Burada şu hassas noktayı da bilmemiz gerekir: Açıkça Allah’tan başka mabutlar tanımakla yapılan asıl ve itikadî şirkle, amellerine şirki hissettirecek şeyler bulaştırmak anlamındaki mecazi şirk farklıdır. Birincisini yapan, işte o asla affedilmeyecek olan tam müşriktir. İkinci ise ona götürmesi muhtemel sapmalar olduğu için tehlikelidir ama sahibine müşrik denmeyebilir. Mesela riya böyle bir şirk belirtisidir, ama bir adam namazını gösteriş yaparak kıldığı için bu adam müşriktir diyemeyiz. Müşrik dediğimizde onunla ilgili dünya kadar hüküm devreye girer. Belki ona şirk mikrobu bulaşmıştır, bunu dezenfekte etmezse bu mikrop nihayetinde onu şirke götürebilir, dikkatli olmak gerekir denebilir. Selefi kardeşlerimizin çoğu zaman hata yapıp herkesi müşrik saydıkları nokta burasıdır. Ama bu mecazi şirk de önemsizdir denemez, bu da bazen çok ileri ve tehlikeli boyutlara varabilir. Üniversitede öğrenci iken bir arkadaşımın her namaza kalktığında gözlerini kapayarak başını kalbine doğru eğip bir süre beklediğini görmüş ve niçin böyle yaptığını sormuştum. Namaza başlarken önce mürşidimizin suretini düşünüp ona rabıta yaparsak o namaz için bizi Allah’a hazırlar demişti. O zaman bile bunu makul bulmamıştım ama bir cevap da verememiştim. Oysa bu akide mecazi şirkin asıl şirke tam temas ettiği bir noktadır ve tehlikelidir.

Namaz sonraki zikirler de hep Allah’ı tespih ve tevhitle ilgilidir.

‘Allah’ım, sen Selam’sın selamet sadece sendendir’ diyerek namazdan çıkar çıkmaz üç defa ‘esteğfirullah’ deriz ve namazdaki ihmal ve kusurlarımız için de O’ndan bağışlanma dileriz.

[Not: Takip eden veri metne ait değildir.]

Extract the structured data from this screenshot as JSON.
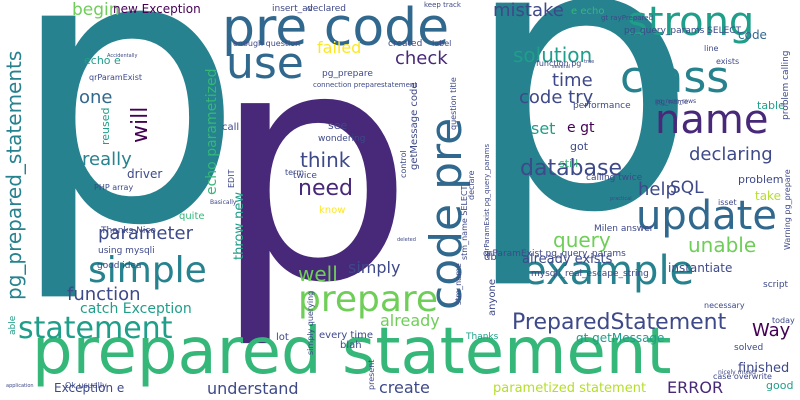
{
  "colors": {
    "background": "#ffffff",
    "palette": [
      "#440154",
      "#482878",
      "#3e4989",
      "#31688e",
      "#26828e",
      "#1f9e89",
      "#35b779",
      "#6ece58",
      "#b5de2b",
      "#fde725"
    ]
  },
  "words": [
    {
      "text": "p",
      "color": "#26828e"
    },
    {
      "text": "p",
      "color": "#26828e"
    },
    {
      "text": "p",
      "color": "#482878"
    },
    {
      "text": "prepared statement",
      "color": "#35b779"
    },
    {
      "text": "pre code",
      "color": "#31688e"
    },
    {
      "text": "strong",
      "color": "#1f9e89"
    },
    {
      "text": "use",
      "color": "#31688e"
    },
    {
      "text": "class",
      "color": "#26828e"
    },
    {
      "text": "name",
      "color": "#482878"
    },
    {
      "text": "update",
      "color": "#31688e"
    },
    {
      "text": "code pre",
      "color": "#31688e"
    },
    {
      "text": "example",
      "color": "#26828e"
    },
    {
      "text": "prepare",
      "color": "#6ece58"
    },
    {
      "text": "simple",
      "color": "#26828e"
    },
    {
      "text": "statement",
      "color": "#1f9e89"
    },
    {
      "text": "pg_prepared_statements",
      "color": "#26828e"
    },
    {
      "text": "PreparedStatement",
      "color": "#3e4989"
    },
    {
      "text": "database",
      "color": "#3e4989"
    },
    {
      "text": "need",
      "color": "#482878"
    },
    {
      "text": "think",
      "color": "#3e4989"
    },
    {
      "text": "failed",
      "color": "#fde725"
    },
    {
      "text": "check",
      "color": "#482878"
    },
    {
      "text": "solution",
      "color": "#1f9e89"
    },
    {
      "text": "time",
      "color": "#3e4989"
    },
    {
      "text": "code try",
      "color": "#3e4989"
    },
    {
      "text": "mistake",
      "color": "#3e4989"
    },
    {
      "text": "begin",
      "color": "#6ece58"
    },
    {
      "text": "one",
      "color": "#31688e"
    },
    {
      "text": "will",
      "color": "#440154"
    },
    {
      "text": "really",
      "color": "#26828e"
    },
    {
      "text": "parameter",
      "color": "#3e4989"
    },
    {
      "text": "function",
      "color": "#3e4989"
    },
    {
      "text": "well",
      "color": "#6ece58"
    },
    {
      "text": "simply",
      "color": "#3e4989"
    },
    {
      "text": "already",
      "color": "#6ece58"
    },
    {
      "text": "query",
      "color": "#6ece58"
    },
    {
      "text": "unable",
      "color": "#6ece58"
    },
    {
      "text": "help",
      "color": "#3e4989"
    },
    {
      "text": "SQL",
      "color": "#3e4989"
    },
    {
      "text": "declaring",
      "color": "#3e4989"
    },
    {
      "text": "Way",
      "color": "#440154"
    },
    {
      "text": "create",
      "color": "#3e4989"
    },
    {
      "text": "understand",
      "color": "#3e4989"
    },
    {
      "text": "catch Exception",
      "color": "#1f9e89"
    },
    {
      "text": "ERROR",
      "color": "#482878"
    },
    {
      "text": "set",
      "color": "#1f9e89"
    },
    {
      "text": "e gt",
      "color": "#440154"
    },
    {
      "text": "code",
      "color": "#31688e"
    },
    {
      "text": "echo parametized",
      "color": "#35b779"
    },
    {
      "text": "throw new",
      "color": "#1f9e89"
    },
    {
      "text": "new Exception",
      "color": "#440154"
    },
    {
      "text": "instantiate",
      "color": "#3e4989"
    },
    {
      "text": "already exists",
      "color": "#3e4989"
    },
    {
      "text": "finished",
      "color": "#3e4989"
    },
    {
      "text": "parametized statement",
      "color": "#b5de2b"
    },
    {
      "text": "gt getMessage",
      "color": "#1f9e89"
    },
    {
      "text": "Exception e",
      "color": "#3e4989"
    },
    {
      "text": "table",
      "color": "#1f9e89"
    },
    {
      "text": "problem",
      "color": "#3e4989"
    },
    {
      "text": "take",
      "color": "#b5de2b"
    },
    {
      "text": "got",
      "color": "#3e4989"
    },
    {
      "text": "still",
      "color": "#35b779"
    },
    {
      "text": "driver",
      "color": "#3e4989"
    },
    {
      "text": "reused",
      "color": "#1f9e89"
    },
    {
      "text": "echo e",
      "color": "#1f9e89"
    },
    {
      "text": "good",
      "color": "#1f9e89"
    },
    {
      "text": "see",
      "color": "#3e4989"
    },
    {
      "text": "know",
      "color": "#fde725"
    },
    {
      "text": "call",
      "color": "#3e4989"
    },
    {
      "text": "quite",
      "color": "#35b779"
    },
    {
      "text": "lot",
      "color": "#3e4989"
    },
    {
      "text": "blah",
      "color": "#3e4989"
    },
    {
      "text": "every time",
      "color": "#3e4989"
    },
    {
      "text": "anyone",
      "color": "#3e4989"
    },
    {
      "text": "db",
      "color": "#3e4989"
    },
    {
      "text": "e echo",
      "color": "#35b779"
    },
    {
      "text": "twice",
      "color": "#3e4989"
    },
    {
      "text": "pg_prepare",
      "color": "#3e4989"
    },
    {
      "text": "insert_av",
      "color": "#3e4989"
    },
    {
      "text": "declared",
      "color": "#3e4989"
    },
    {
      "text": "created",
      "color": "#3e4989"
    },
    {
      "text": "wondering",
      "color": "#3e4989"
    },
    {
      "text": "calling twice",
      "color": "#3e4989"
    },
    {
      "text": "performance",
      "color": "#3e4989"
    },
    {
      "text": "getMessage code",
      "color": "#3e4989"
    },
    {
      "text": "mysqli_real_escape_string",
      "color": "#3e4989"
    },
    {
      "text": "qrParamExist pg_query_params",
      "color": "#3e4989"
    },
    {
      "text": "pg_query_params SELECT",
      "color": "#3e4989"
    },
    {
      "text": "Thanks Nico",
      "color": "#3e4989"
    },
    {
      "text": "good idea",
      "color": "#3e4989"
    },
    {
      "text": "using mysqli",
      "color": "#3e4989"
    },
    {
      "text": "PHP array",
      "color": "#3e4989"
    },
    {
      "text": "qrParamExist",
      "color": "#3e4989"
    },
    {
      "text": "simply querying",
      "color": "#3e4989"
    },
    {
      "text": "Milen answer",
      "color": "#3e4989"
    },
    {
      "text": "case overwrite",
      "color": "#3e4989"
    },
    {
      "text": "necessary",
      "color": "#3e4989"
    },
    {
      "text": "script",
      "color": "#3e4989"
    },
    {
      "text": "solved",
      "color": "#3e4989"
    },
    {
      "text": "enough question",
      "color": "#3e4989"
    },
    {
      "text": "label",
      "color": "#3e4989"
    },
    {
      "text": "Ok usually",
      "color": "#3e4989"
    },
    {
      "text": "present",
      "color": "#3e4989"
    },
    {
      "text": "Thanks",
      "color": "#1f9e89"
    },
    {
      "text": "able",
      "color": "#1f9e89"
    },
    {
      "text": "problem calling",
      "color": "#3e4989"
    },
    {
      "text": "function pg",
      "color": "#3e4989"
    },
    {
      "text": "Warning pg_prepare",
      "color": "#3e4989"
    },
    {
      "text": "isset",
      "color": "#3e4989"
    },
    {
      "text": "stm_name",
      "color": "#3e4989"
    },
    {
      "text": "term",
      "color": "#3e4989"
    },
    {
      "text": "control",
      "color": "#3e4989"
    },
    {
      "text": "EDIT",
      "color": "#3e4989"
    },
    {
      "text": "today",
      "color": "#3e4989"
    },
    {
      "text": "line",
      "color": "#3e4989"
    },
    {
      "text": "exists",
      "color": "#3e4989"
    },
    {
      "text": "declare",
      "color": "#3e4989"
    },
    {
      "text": "question title",
      "color": "#3e4989"
    },
    {
      "text": "connection preparestatement",
      "color": "#3e4989"
    },
    {
      "text": "gt rayPrepared",
      "color": "#3e4989"
    },
    {
      "text": "pg_name",
      "color": "#3e4989"
    },
    {
      "text": "keep track",
      "color": "#3e4989"
    },
    {
      "text": "stm_name SELECT",
      "color": "#3e4989"
    },
    {
      "text": "qrParamExist pg_query_params",
      "color": "#3e4989"
    },
    {
      "text": "Basically",
      "color": "#3e4989"
    },
    {
      "text": "application",
      "color": "#3e4989"
    },
    {
      "text": "Accidentally",
      "color": "#3e4989"
    },
    {
      "text": "nicely mixed",
      "color": "#3e4989"
    },
    {
      "text": "practical",
      "color": "#3e4989"
    },
    {
      "text": "true",
      "color": "#3e4989"
    },
    {
      "text": "deleted",
      "color": "#3e4989"
    },
    {
      "text": "several",
      "color": "#3e4989"
    },
    {
      "text": "pg_num_rows",
      "color": "#3e4989"
    }
  ]
}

‘Ayet’el-kürsi’yi okuruz. Her şeyin O’nunla kaim olduğunu ve hiç kimsenin kimseye O izin vermeden bir şey yapamayacağını itiraf ederiz.

Tespihlere geçer ve bu namazımızla O’na hakkıyla kulluk etmiş olmadığımızın itirafı olarak 33’er defa O’nu tespih eder, hamdin sadece O’nun hakkı olduğunu söyler ve O’nun bizim anlayıp anlatabildiğimizden de çok büyük olduğunu ifade ederiz.

Sabah ve akşam namazlarının ardından 10’ar defa, diğer namazların ardından birer defa ‘lailahe illellahu vahdehu la-şerike leh…’ deriz
ve O’nun bütün tasarruflarında tek başına olduğunu, O’ndan başka mabut bulunmadığını, hiçbir ortağının olmadığını, her türlü mülkün/egemenliğin sadece O’nun olduğunu, o halde hamdin ve teşekkürün de O’nun hakkı olduğunu, yaşatanın da öldürenin de O olduğunu zihnimize kazıyacak şekilde tekrarlarız.

Resulüllah’ın (sa) sabah namazının sünnetinde, akşamın farzında çoğu zaman ‘Kâfirûn’ ve ‘İhlas’ surelerini okumuş olması da bu açıdan anlamlıdır. Bu iki sure iki ihlas suresi olarak bilinir. İhlas yani dinin sadece Allah’a has kılınması demek. Sabah bu bilinçle başlayıp günü bu bilinçle kapatmak için. Resulüllah’ın Vitir namazında ‘Sebbih-isme’ suresi ile bu iki sureyi okumuş olması da geceyi böyle başlatmak içindir. Vitirde okuduğumuz dualar da vurgu ile bize hep bunları söyler.

Demek ki, çoğu zaman tam düşünmeden kıldığımız namazın ‘dosdoğru’ kılınmış, yani ikamet edilmiş olabilmesi için bu bilinçle kılınması gerekir.